This discussion has been locked.
You can no longer post new replies to this discussion. If you have a question you can start a new discussion

RTX and watchdog monitoring

I wondering what method you're using to monitor the sanity state of the RTOS and activate a watchdog in case of failure.

Currently, I have a hardware watchdog feed in the lower priority task . But in some case it's not working :
The RTX can be OK but one task can be stuck , or buffers cannot be allocated or others reasons.

According to you , what is the best method ?

thanks in advance.

  • what you can do it kick your watchdog only if each and every task has set a dedicated bit to 1. if not, the system resets:

    #define SERVICE_WATCHDOG                                lock_mutex(APPLICATION_WATCHDOG_FLAG_DATA) ;\ 
                                                                                    g_application_alive_signals |= 1<<(os_tsk_self() - g_first_task_id) ;\ 
                                                                                    unlock_mutex(APPLICATION_WATCHDOG_FLAG_DATA) ;
    

    and

    
    __task void user_task(void)
    {
        for (;;)
        {
            SERVICE_WATCHDOG
        }
    }
    

  • I have seen something like that.
    But for infinite waiting event task ? How to manage it ?

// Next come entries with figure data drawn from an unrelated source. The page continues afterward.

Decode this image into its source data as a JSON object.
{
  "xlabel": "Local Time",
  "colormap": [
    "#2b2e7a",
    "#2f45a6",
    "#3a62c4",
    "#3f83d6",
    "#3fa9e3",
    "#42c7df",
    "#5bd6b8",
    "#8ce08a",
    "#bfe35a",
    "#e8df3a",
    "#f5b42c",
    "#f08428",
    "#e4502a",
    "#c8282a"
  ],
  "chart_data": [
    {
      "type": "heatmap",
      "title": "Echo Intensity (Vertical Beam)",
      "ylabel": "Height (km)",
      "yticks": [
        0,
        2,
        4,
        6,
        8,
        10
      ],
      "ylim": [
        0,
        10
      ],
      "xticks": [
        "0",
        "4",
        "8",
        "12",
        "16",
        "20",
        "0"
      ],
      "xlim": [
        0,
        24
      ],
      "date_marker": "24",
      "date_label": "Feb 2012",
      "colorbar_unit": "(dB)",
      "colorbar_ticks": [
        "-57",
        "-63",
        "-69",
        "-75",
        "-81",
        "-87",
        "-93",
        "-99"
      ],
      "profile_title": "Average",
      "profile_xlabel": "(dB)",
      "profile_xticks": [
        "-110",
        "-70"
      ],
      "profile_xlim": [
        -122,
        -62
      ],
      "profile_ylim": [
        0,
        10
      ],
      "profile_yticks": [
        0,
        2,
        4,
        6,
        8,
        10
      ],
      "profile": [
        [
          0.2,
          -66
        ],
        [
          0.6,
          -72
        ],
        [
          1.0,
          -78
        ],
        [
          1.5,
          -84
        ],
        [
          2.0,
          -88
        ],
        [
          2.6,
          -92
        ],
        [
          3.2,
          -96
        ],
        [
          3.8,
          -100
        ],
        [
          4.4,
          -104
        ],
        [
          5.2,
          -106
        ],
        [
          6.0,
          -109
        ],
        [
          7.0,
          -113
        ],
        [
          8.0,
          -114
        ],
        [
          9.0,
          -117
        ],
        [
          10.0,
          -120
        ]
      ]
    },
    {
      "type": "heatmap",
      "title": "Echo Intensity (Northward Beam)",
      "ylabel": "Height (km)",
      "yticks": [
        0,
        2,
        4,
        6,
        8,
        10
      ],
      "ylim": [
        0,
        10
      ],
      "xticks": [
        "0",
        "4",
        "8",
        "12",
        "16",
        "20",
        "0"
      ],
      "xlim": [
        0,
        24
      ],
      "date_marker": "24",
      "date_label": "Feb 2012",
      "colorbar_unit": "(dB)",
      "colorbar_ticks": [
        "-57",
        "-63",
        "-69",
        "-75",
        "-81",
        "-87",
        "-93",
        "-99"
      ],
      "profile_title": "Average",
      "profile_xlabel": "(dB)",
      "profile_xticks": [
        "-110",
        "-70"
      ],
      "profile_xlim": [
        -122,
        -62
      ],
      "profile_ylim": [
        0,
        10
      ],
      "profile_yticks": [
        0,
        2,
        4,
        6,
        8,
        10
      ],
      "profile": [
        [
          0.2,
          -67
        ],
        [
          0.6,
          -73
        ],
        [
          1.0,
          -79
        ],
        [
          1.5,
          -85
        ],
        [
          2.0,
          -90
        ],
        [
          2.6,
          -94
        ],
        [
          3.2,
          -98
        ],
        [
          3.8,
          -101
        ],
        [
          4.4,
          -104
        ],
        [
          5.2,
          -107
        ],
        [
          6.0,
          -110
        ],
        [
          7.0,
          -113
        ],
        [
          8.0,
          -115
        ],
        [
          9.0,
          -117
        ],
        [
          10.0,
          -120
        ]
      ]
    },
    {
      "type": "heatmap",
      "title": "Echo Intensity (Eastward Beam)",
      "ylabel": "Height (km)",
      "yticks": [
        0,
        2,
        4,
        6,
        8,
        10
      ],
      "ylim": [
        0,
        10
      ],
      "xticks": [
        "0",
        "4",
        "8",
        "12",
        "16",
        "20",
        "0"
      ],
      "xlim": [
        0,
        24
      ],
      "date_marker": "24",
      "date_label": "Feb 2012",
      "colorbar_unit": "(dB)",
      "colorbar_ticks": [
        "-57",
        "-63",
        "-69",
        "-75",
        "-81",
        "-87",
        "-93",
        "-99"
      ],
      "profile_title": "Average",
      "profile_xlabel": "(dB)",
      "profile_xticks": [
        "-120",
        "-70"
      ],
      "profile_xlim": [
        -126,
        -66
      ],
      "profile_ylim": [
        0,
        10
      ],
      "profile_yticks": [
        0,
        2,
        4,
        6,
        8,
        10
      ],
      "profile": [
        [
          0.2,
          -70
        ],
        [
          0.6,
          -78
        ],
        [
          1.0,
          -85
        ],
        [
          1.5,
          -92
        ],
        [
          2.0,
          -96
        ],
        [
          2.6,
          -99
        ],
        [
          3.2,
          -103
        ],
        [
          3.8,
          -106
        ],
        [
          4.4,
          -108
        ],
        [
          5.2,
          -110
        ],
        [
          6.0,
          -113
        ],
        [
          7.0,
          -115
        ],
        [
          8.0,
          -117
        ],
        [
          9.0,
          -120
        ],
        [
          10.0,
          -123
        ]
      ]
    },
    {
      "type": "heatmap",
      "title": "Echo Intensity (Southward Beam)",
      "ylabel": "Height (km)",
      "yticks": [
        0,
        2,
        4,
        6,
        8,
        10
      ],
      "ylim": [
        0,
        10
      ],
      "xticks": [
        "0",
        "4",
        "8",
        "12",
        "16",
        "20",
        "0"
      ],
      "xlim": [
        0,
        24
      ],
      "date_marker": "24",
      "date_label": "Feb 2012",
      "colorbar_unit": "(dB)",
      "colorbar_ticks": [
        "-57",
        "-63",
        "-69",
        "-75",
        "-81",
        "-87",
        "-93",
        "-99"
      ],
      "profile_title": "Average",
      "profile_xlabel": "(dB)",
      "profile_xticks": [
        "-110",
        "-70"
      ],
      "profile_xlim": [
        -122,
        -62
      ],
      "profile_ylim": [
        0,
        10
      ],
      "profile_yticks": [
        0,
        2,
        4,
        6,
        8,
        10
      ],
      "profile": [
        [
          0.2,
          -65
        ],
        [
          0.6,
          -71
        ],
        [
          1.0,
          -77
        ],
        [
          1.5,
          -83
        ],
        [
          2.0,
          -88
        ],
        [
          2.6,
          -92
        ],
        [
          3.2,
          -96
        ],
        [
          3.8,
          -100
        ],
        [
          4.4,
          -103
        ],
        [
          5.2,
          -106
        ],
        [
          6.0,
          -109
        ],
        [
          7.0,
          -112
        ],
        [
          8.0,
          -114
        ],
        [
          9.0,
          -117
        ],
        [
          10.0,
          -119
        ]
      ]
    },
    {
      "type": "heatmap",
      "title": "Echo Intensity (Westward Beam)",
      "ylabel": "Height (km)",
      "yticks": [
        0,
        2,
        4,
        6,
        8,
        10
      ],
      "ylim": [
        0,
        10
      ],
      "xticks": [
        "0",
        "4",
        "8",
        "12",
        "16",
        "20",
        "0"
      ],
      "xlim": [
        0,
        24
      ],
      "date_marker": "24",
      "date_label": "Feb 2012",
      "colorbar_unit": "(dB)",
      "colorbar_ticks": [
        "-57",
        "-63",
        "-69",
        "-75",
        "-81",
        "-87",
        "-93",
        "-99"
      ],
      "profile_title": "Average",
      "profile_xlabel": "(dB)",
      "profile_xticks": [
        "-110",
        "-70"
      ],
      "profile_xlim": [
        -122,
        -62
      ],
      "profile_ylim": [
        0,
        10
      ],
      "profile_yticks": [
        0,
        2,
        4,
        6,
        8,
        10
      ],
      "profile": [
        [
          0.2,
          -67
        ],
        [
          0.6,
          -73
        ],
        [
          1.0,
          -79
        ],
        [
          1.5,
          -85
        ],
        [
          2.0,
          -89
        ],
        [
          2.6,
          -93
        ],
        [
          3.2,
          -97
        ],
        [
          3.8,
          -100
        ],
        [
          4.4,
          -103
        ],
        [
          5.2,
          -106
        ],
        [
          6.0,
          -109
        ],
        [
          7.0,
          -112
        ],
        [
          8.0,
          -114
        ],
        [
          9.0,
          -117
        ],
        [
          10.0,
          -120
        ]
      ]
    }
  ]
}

  • Let the wait function wakeup on a timeout and service your watchdog!

  • I prefer a timeout, to let the task sign off that it is still alive. The task may then also accumulate time since last event, and stop kicking if too many iterations to the wait function without detecting any event.

    The task/ISR that is sending events may also update a counter each time it does. If the listener notices the counter incrementing while just getting timeouts, then it knows something is wrong and can stop kicking.

    The task receiving events may also increment a counter for each processed event, and the sender may check that the backlog doesn't constantly grows.

  • But it may be correct to constantly have zero blocks free. One example is when you have an LRU cache. The cache will fill until all entries are used.

    After becoming full, new allocations will require a concurrent block release. A thread that looks at the number of free blocks will never even see the LRU block swap, since the LRU code most probably don't release any block - it just overwrites the old contents and relinks the block. And even if there is a quick release followed by an allocation, a thread polling may never catch that tiny interval when one block is free.

    So if you want code to keep track of block allocations, you may have to keep track of threads that constantly fail to allocate instead of relying on the current number of allocated blocks. It isn't the number of used blocks that is a problem, but a thread being starved of a required resource.